Sunday, January 1, 2012

Through the lens of trigger-happy Nitin Patel

Here is from Nitin Patel's Harmonica Club of Gujarat portfolio:







Through the lens of trigger-happy Nitin Patel

Professional photographer Nitin Patel from London, who has recently been appointed the India representative of the world's oldest Harmonica maker, Seydel of Germany, was here on the New Year to introduce the latest models of this hand-made instruments to the members of the Harmonica Club of Gujarat. All the club rmembers got the opportunity of trying out about a dozen harmonicas that he had brought the India to let the players know about this unique company which is the first to make harmonicas with steel reeds. The Seydel harmonicas are expensive compared to harmonicas of other makes. But, they are strong, sturdy and sound sweet. 

While the club members were playing and generally fiddling with the instruments, Nitin Patel kept on clicking photographs. 

The HCG was honored to bestow life-time honorary membership on Nitin, who has been playing harmonica since he was a seven-year-old boy. He has the child-like enthusiasm and boyish smile at 67 today.

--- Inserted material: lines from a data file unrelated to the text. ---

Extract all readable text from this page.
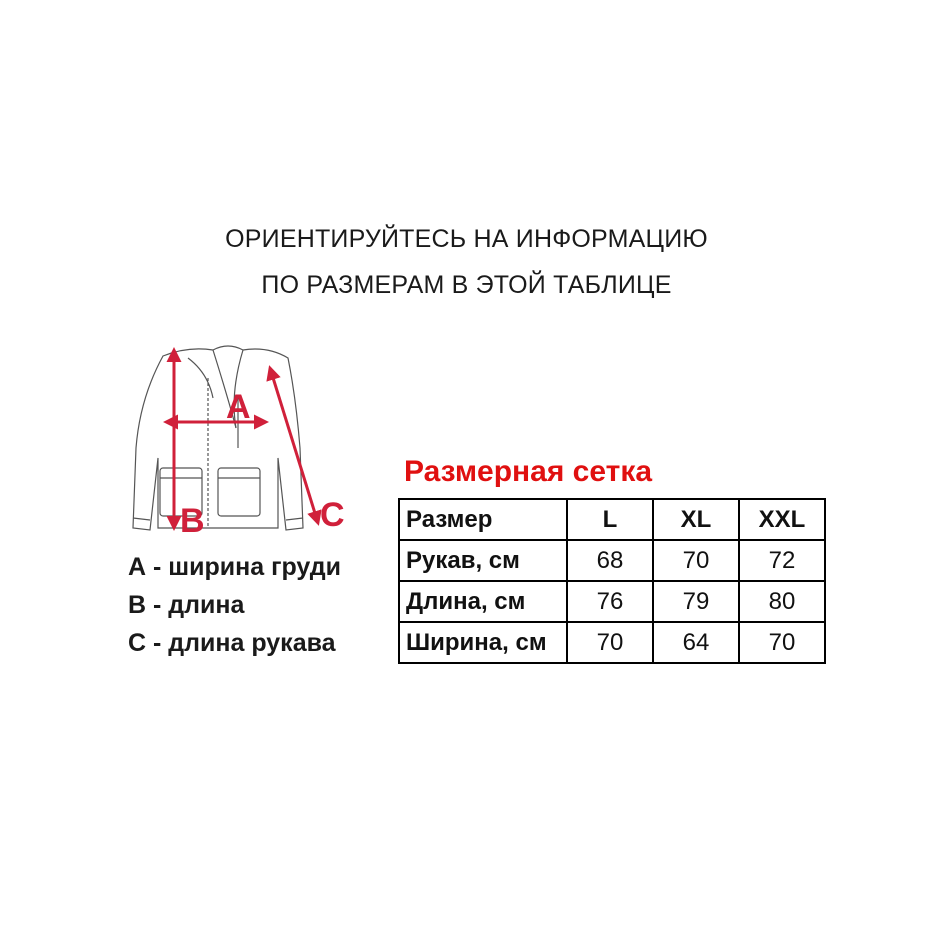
ОРИЕНТИРУЙТЕСЬ НА ИНФОРМАЦИЮ
ПО РАЗМЕРАМ В ЭТОЙ ТАБЛИЦЕ
A
B	C
А - ширина груди
В - длина
С - длина рукава
Размерная сетка
Размер	L	XL	XXL
Рукав, см	68	70	72
Длина, см	76	79	80
Ширина, см	70	64	70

Saturday, December 24, 2011

zindagi hans ke bitayenge

Paresh Bhatia has been training scores of school children in harmonica playing. Some of his disciples like Aditya Chalishazar and Devansh Shah have turned out excellent players, drawing applaud from audience at public performance. Today, as part of Christmas celebrations, Paresh Bhatia and Aditya played this song by the side of the Parimal Garden lake.




Tuesday, December 6, 2011

A TRIBUTE TO DEV ANAND – Hai Apna Dil To Aawara

I could not resist myself but to do another special tribute song to EVER GREEN SUPERSTAR DEV ANAND.  He loved Harmonica. He was the one who encouraged young R D Burman to play the harmonica in this film song.  All Indian harmonica players love to play this song.  I always feel happy when I play this song on Harmonica
 http://www.youtube.com/watch?v=0MdyhAnblrU
 Dev Saheb is not going to Rest In Peace in Heaven and he won't offer the God the lead role.

Shirish

Tribute to Dev Anand - GATA RAHE MERA DIL

GATA RAHE MERA DIL
I have played today (04th Dec 11) and uploaded this song from his Film “Guide” as a “TRIBUTE to Bollywood screen legend DEV ANAND” who passed away after “ROMANCING WITH LIFE”.  He passed away in London at the age of 88 on 3 December 2011 (4th December 2011 by Indian time) due to a cardiac arrest.